Лаборатория обосновалась на поверхности Луны восемь месяцев назад. Два месяца она простояла в режиме тестирования. Плюс сто пятьдесят по Цельсию длинным лунным днем, минус столько же — длинной лунной ночью. Перепад температуры — около трехсот градусов. Конечно, спасала и экранно-вакуумная теплоизоляция, и ночной подогрев от укрытого где-то далеко внизу, у самого грунта, изотопного генератора. Но все равно — металл бросало то в космический жар, то в космический же холод — орбитальным станциям такого испытывать не приходилось. В открытом космосе нет самой Луны — то горячей, то холодной.
Потом прилетели люди, натянули поверх бочки дополнительный шатер. Металлу стало чуть полегче. Но шатер не прикрывал область шлюза — точнее, прикрывал, но не полностью. Так что под лучами взошедшего восемьдесят часов назад Солнца металл в торце и снизу станции, ближе к лунной поверхности, расширялся. Сверху, там, где радиационная полимерно-свинцовая защита не успела отдать накопленный за ночь холод, «Бочка» расширяться не желала. Длинный цилиндр гермообъема стремился выгнуться, чтобы снять напряжение, как проснувшийся рано утром кот. Так происходило каждое лунное утро и каждый лунный вечер. Но силовые фермы удерживали его жесткой хваткой, вцепившись в «Бочку» восемью узлами креплений — по четыре с каждого бока. Снять напряжение не получалось — лишь маленькие подвижки в узлах, сопровождавшиеся то ли скрипами, то ли стонами металла. Два узла приходились на область шлюза. И на один из них попал удар двухсоткилограммового, жутко сложного, жутко нежного и жутко дорогого агрегата.

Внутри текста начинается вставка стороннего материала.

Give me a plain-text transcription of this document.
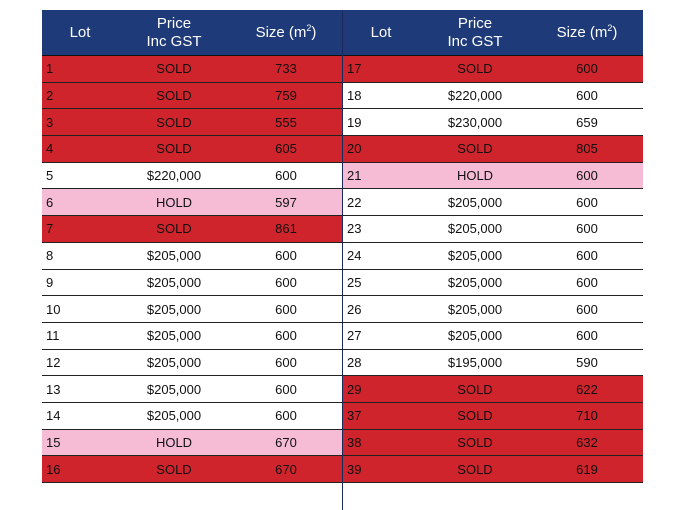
Lot
Price
Inc GST
Size $(m^2)$
1	SOLD	733
2	SOLD	759
3	SOLD	555
4	SOLD	605
5	$220,000	600
6	HOLD	597
7	SOLD	861
8	$205,000	600
9	$205,000	600
10	$205,000	600
11	$205,000	600
12	$205,000	600
13	$205,000	600
14	$205,000	600
15	HOLD	670
16	SOLD	670
Lot
Price
Inc GST
Size $(m^2)$
17	SOLD	600
18	$220,000	600
19	$230,000	659
20	SOLD	805
21	HOLD	600
22	$205,000	600
23	$205,000	600
24	$205,000	600
25	$205,000	600
26	$205,000	600
27	$205,000	600
28	$195,000	590
29	SOLD	622
37	SOLD	710
38	SOLD	632
39	SOLD	619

Уставший металл треснул. Не успели первые молекулы воздуха устремиться в щель, как накопившиеся напряжения начали делать свое дело. Трехметровая в диаметре труба изгибалась, разрывая связи между атомами. Трещинка превращалась в трещину, узел крепления выворачивался наружу, увеличивая дыру.
Свист, как ни странно, ослабел — давление падало, вой аварийной сигнализации тоже звучал все глуше. Что-то ударило по коленке, Сергей не понял что — крикнув в проем: «Скафандр!» — он рванул рычаг люка. Еле успел отдернуть пальцы — воздух из основного отсека прихлопнул люк с такой силой, что капли конденсата сорвались прямо в лицо, испаряясь на лету. Вдохнул, сколько мог, пока было что вдыхать. «Кречет» Третьякова стоял в стойке, как двоечник в углу, — бесполезный без оставшихся там, в жилом отсеке, перчаток. Уже поздно было переживать — он все сделал правильно. И продолжал делать — герметик из сорванного с потолка баллона бил струей. Чертова «Верона» мешала — Сергей завалил ее на бок, на фальшпол, уже не заботясь о целости чертовой железяки, потеряв полторы секунды. Пену выдавливало в проем — дыра была слишком здоровой. Патрубок аварийной кислородной системы, пытающейся заполнить незаполнимое, покрывался инеем, снежную пыль тут же срывало и выносило туда же, в дыру. Да и не справлялась аварийка — и ее, и баллоны с герметиком рассчитывали на дыру в полтора сантиметра. Откуда взяли именно такой размер предполагаемой дыры, было уже не важно, важно, что умники там, наверху, ошиблись. Трещина протянулась как бы не на две ладони, кривясь, как улыбка какого-то жаждущего жертвы черного божества. В глазах покраснело — лопались сосуды, легкие жгло, сердце выпрыгивало из груди. Колено соскользнуло с чего-то плоского — инструкция, инструкция к реактору! Свободной рукой Сергей швырнул здоровенный «кирпич» на окруженный валиком пены черный всепоглощающий рот, скорее почувствовав, чем услышав во внезапно наступившем беззвучии чмок. Бумажная масса чуть выгнулась, прижатая к дыре остатками воздуха.